Santorini’s contributions began with Opuscula medica di structura (1705). His most important work was Observationes anatomicae (1724), a valuable exposition of details of human anatomy that contains “De musculis facies,” “De aure exteriore,” “De Cerebro,” “De naso,” De larynge,” “De iis,” “De abdominae,” “De virorum naturalibus,” and “De mulierum partis procreationes datis.” Santorini was a popular teacher and a pioneer in teaching obstetrics.

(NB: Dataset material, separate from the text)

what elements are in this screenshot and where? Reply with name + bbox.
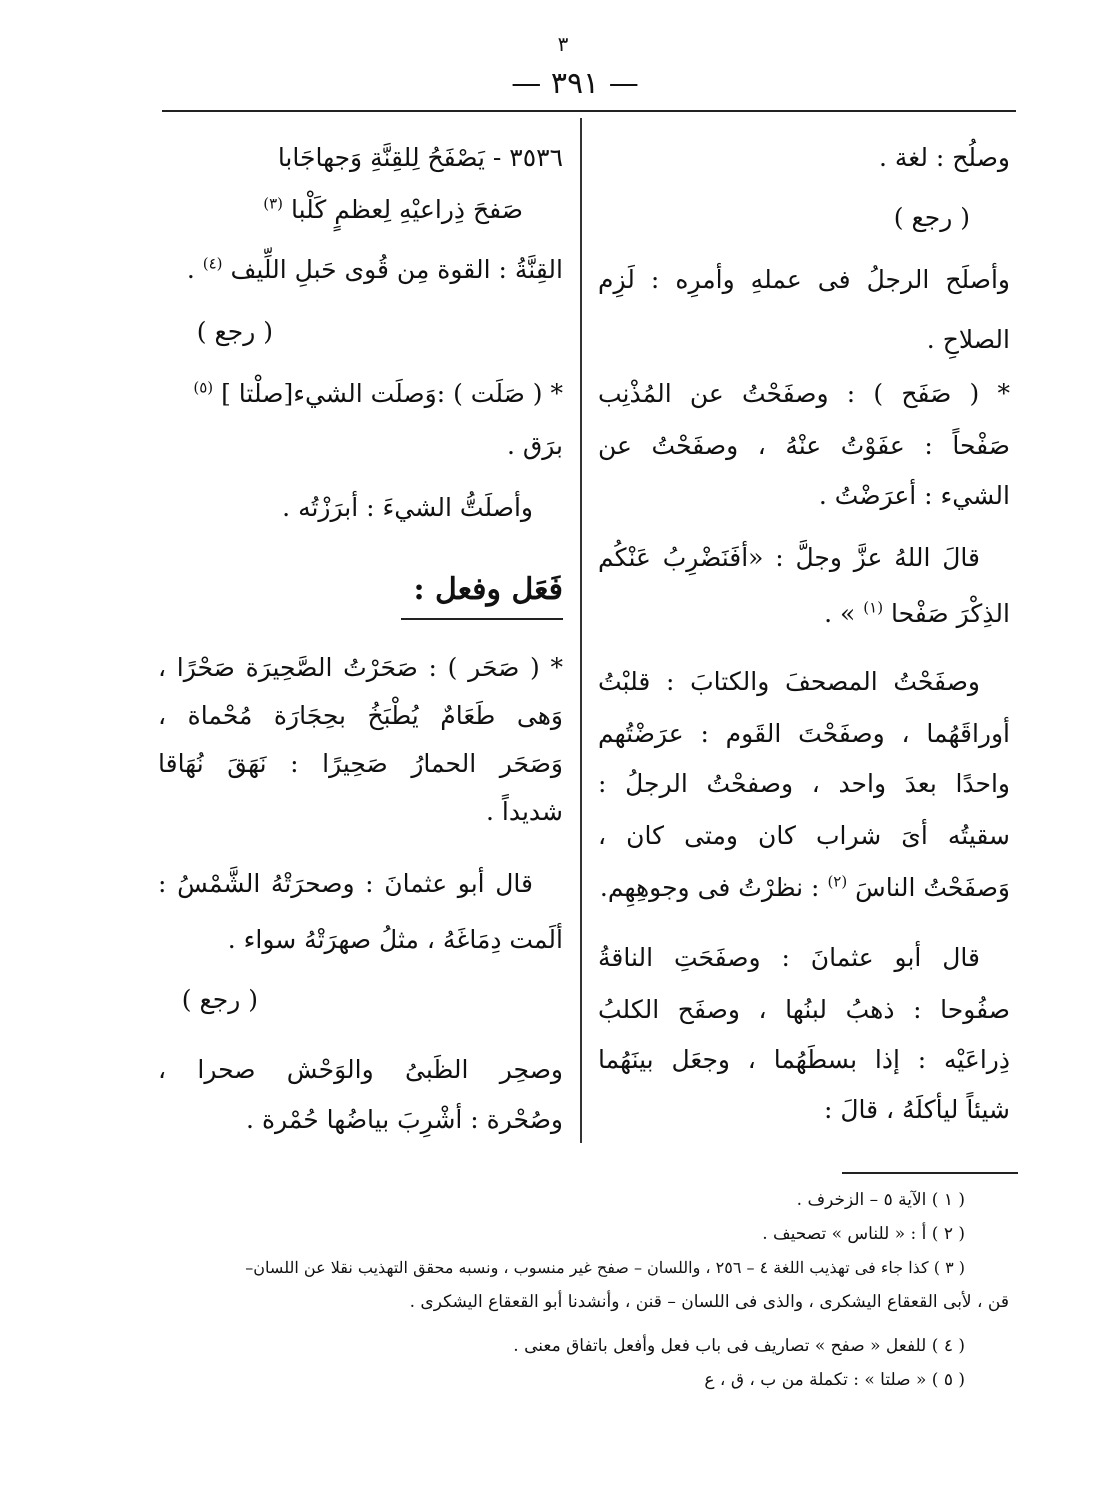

Unfortunately, his career was cut short by his untimely death, and his chief work, Septemdecim tabula etc, was not published until thirty-eight years after his death. Some consider this work one of the best of the eighteenth century.

Bibliography

  • Opuscula medica di structura et motu fibrae, de nutrione animali, de haemorrhoidibus, de catameniis. Venice, 1705; Rotterdam, 1718.
    Reprinted in Georgius Baglivi: Opera. Leiden, 1719.
  • Observationes anatomicae. Venetiis, apus J. B. Recurti, 1724; Leiden, 1939.
    At a time when the European universities were making great strides in anatomical discovery and publications, Santorini was considered by his contemporaries to be one of the greatest anatomists. This work records a number of new anatomical discoveries and corrects many errors of earlier anatomists. Santorini's skill and expertise were so outstanding that his name lives on in a number of anatomical structures, several of which are described in this book. The text is accompanied by three folding copperplates which beautifully illustrate the musculature of the face, the pelvic musculature and genitalia of a sixteen-year old girl with a tubal pregnancy, the external muscles of the ear, and detailed anatomy of the male genitalia and larynx.
    Santorini's cartilage, Santorini's vein, Santorini's duct, Santorini's caruncula.
  • Istoria d’un feto estratto delle parti deretane. Venice, 1727.
  • Istruzioni intorno alla febbri.
    Venice, 1734, 1751; Greek translation, 1745. Opera. Parma, 1773.
    A medical textbook for seamen.
  • Opuscula quatuor: De structura et motu fibrae. De nutrione animali, de haemorrhoidibus.
    In: Georgius Baglivi: Opera omnia medico-practica et anatomica. Leiden, 1745.
  • De catameniis.
    In: Georgius Baglivi: Opera omnia medico-practica et anatomica. Leiden, 1745.
  • Opera. Parma, 1773.
  • Septemdecim tabula quas nunc primum edit atque explicat iisque alias addit de structura mammarum et de tunica testis vaginali Michael Girardi.
    Edited by Michael Girardi (1731-1797). Parma, Giambattista Bodoni, typographia Regia, 1775.
    This work, edited by Michael Girardi (1731-1797) and issued thirty-nine years after Santorini's death, contains illustrations of many parts of the human body including the organs of smell and hearing, the pharynx, breasts, heart, stomach, liver, intestines, pancreas, and bladder. Of the twenty-one plates in the book, seventeen were by Santorini. This elegantly printed volume is the only significant medical book printed by the celebrated Giambattista Bodoni for the Duke of Parma.
  • Willy Schmitt:
    Die anatomischen entdeckungen des Giovanni Domenico Santorini. Erstmalig aus seinem Werken übersetzt und kritisiert. Dissertation, Tübingen, 1921.
  • F. Saggini:
    Cenni sulla vita e sulle opere di Giandomenico Santorini. Padua, 1858.
  • H. Dietrich:
    Giovanni Domenico Santorini (1681-1737) and Charles Pierre Denonvilliers (1808- 1872) - First Description of Urosurgically Relevant Structures in the Small Pelvis.
    European Urology, Basel, 1997, 32: 124-127.